At the youthful age of 24, he was appointed a full professorship at Basel University in Switzerland. In a literary salon there, he met the wealthy patron Malwida Von Meysenbug, who introduced him to his soon to be best friend, Paul Rée, and the precocious Lou Salomé. Fluent in French, German and Russian, Lou was eager to feed her voracious desire for academic achievement: a rare quality for any woman in the 1800's, much less one so fair.

After a lifetime of denying any desire for marriage, Nietzsche was ready to propose. Unfortunately, so was Paul Rée. They each asked for Lou's hand, twice, but were refused in favor of establishing an intellectual ménage à trois, with philosophy as their collective muse. It was the summer of 1882, and Italy was the ideal setting for their unorthodox three-way experiment.

Nietzsche's younger sister, Elizabeth, was deeply envious of Lou's strength and independence, and began to poison the public’s opinion of her. When Lou learned of the slander, she broke off with Nietzsche, choosing instead to live platonically with Rée. Nietzsche was devastated. It was all Elizabeth needed to begin her campaign to send this social climbing vixen back to icy snows of Russia.

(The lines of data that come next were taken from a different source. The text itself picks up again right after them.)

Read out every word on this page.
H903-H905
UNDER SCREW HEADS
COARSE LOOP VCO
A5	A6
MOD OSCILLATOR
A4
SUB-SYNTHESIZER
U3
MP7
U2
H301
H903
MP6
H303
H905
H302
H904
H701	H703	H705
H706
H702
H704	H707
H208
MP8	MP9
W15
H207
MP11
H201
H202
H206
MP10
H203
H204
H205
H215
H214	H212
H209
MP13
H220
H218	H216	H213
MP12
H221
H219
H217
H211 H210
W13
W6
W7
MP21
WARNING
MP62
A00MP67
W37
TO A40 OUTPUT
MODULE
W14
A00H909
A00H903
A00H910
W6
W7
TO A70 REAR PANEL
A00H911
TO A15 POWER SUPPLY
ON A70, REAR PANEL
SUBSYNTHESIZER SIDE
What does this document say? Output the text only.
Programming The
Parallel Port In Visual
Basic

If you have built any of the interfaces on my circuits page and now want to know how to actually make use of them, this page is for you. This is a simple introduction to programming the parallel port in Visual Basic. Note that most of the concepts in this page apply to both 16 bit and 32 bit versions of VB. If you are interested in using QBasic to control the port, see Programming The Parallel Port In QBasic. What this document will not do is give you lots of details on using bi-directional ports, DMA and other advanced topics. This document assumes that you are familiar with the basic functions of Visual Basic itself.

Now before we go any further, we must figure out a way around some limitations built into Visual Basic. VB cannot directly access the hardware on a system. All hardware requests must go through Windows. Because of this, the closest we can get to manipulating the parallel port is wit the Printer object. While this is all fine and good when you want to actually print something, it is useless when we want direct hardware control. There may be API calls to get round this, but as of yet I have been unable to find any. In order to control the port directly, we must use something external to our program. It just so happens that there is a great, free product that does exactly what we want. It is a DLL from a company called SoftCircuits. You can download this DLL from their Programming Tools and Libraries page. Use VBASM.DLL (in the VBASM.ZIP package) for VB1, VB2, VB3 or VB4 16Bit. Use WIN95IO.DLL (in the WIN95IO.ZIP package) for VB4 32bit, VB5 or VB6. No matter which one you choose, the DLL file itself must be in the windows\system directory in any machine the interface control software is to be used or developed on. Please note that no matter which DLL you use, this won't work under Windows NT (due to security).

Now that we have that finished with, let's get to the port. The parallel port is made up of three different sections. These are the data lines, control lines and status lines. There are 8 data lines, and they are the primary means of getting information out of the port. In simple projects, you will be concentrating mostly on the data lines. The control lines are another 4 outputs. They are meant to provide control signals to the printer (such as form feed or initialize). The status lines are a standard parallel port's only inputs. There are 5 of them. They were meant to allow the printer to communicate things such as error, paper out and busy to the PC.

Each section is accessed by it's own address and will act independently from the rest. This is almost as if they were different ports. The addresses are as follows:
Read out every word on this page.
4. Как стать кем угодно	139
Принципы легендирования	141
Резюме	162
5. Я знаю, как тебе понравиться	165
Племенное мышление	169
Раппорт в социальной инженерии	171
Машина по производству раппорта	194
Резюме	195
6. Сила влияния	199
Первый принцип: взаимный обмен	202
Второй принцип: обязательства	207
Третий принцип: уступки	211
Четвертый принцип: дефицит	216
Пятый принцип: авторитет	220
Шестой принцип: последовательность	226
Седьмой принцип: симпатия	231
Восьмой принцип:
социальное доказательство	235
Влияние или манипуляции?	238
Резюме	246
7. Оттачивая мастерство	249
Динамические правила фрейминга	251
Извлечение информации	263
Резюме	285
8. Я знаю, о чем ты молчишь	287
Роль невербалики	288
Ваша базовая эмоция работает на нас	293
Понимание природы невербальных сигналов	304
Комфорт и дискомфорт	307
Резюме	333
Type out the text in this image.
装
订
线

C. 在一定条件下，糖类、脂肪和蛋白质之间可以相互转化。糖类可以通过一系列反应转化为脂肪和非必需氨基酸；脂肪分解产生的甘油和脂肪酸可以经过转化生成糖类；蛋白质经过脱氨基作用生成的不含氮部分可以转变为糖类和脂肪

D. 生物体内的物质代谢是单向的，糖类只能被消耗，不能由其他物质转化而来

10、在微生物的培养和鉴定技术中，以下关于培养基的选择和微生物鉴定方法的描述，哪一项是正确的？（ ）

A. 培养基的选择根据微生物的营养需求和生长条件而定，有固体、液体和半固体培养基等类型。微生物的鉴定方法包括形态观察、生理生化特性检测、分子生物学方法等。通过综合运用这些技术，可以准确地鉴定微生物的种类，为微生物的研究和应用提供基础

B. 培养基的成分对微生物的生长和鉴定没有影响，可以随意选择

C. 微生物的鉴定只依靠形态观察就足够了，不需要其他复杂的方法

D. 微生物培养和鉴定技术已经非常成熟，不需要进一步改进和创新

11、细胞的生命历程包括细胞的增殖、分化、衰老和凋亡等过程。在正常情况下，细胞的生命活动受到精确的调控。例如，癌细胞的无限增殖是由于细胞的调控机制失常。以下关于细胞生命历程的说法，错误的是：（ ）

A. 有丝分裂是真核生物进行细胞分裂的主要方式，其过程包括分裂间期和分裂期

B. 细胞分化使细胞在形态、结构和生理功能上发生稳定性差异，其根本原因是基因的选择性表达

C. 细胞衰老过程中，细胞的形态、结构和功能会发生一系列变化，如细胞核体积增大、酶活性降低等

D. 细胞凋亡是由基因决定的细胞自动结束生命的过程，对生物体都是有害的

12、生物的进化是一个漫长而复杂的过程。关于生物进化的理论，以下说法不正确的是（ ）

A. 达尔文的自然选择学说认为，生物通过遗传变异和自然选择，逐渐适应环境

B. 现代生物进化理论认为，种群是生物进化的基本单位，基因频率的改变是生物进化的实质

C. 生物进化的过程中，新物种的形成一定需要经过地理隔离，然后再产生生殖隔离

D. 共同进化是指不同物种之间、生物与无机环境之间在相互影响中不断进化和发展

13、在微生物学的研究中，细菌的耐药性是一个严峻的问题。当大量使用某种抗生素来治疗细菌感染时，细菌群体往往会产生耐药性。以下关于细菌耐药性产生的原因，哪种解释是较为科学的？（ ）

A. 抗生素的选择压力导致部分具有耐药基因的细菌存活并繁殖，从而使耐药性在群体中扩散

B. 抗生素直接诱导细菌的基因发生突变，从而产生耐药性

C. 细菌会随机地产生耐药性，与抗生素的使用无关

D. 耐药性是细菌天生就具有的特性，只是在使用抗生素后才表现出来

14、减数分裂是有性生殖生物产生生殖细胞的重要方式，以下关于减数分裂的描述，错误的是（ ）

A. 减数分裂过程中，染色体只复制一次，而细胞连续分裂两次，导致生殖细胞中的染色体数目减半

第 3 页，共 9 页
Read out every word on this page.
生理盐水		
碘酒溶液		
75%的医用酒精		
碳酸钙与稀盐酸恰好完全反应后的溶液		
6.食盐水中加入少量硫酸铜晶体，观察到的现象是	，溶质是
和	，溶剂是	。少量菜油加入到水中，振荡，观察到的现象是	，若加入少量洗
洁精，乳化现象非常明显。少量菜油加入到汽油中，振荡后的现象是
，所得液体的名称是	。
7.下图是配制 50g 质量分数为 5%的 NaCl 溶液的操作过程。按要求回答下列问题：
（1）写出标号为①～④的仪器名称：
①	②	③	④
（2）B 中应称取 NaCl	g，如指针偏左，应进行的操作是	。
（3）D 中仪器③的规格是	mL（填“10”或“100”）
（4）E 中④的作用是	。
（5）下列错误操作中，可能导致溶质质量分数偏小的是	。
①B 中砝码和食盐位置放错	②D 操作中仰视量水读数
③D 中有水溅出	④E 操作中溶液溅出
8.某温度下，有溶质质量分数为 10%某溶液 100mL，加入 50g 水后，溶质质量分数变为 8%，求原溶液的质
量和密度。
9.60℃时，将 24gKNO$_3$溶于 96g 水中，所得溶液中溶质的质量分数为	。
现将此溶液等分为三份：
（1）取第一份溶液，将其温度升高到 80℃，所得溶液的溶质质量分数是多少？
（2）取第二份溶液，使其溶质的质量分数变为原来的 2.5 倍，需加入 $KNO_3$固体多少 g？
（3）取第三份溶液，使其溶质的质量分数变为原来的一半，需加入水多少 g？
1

Love, Nietzsche is an exploration of what transpires when extremely intelligent, highly motivated people act on conflicting assumptions. It was Malwida's hope that Nietzsche and Rée would groom young Lou to follow in her own footsteps, as a next generation feminist pioneer. Salomé assumed that Nietzsche and Rée had committed to shaping her into an intellectual force of her own, while Rée believed introducing Lou to Nietzsche would bring he and his best friend closer, satisfying a latent homosexual attraction.

Nietzsche was all but convinced that Lou and Rée were his disciples, eager to endorse his trailblazing Philosophy of The Future. And sister Elizabeth saw them all as a threat to her place in history, riding on her brother’s tattered coattails.

Their ambitions collided at full speed in this true story of passion, power and postulation, resulting in a historical tragedy from which no one emerged unscathed.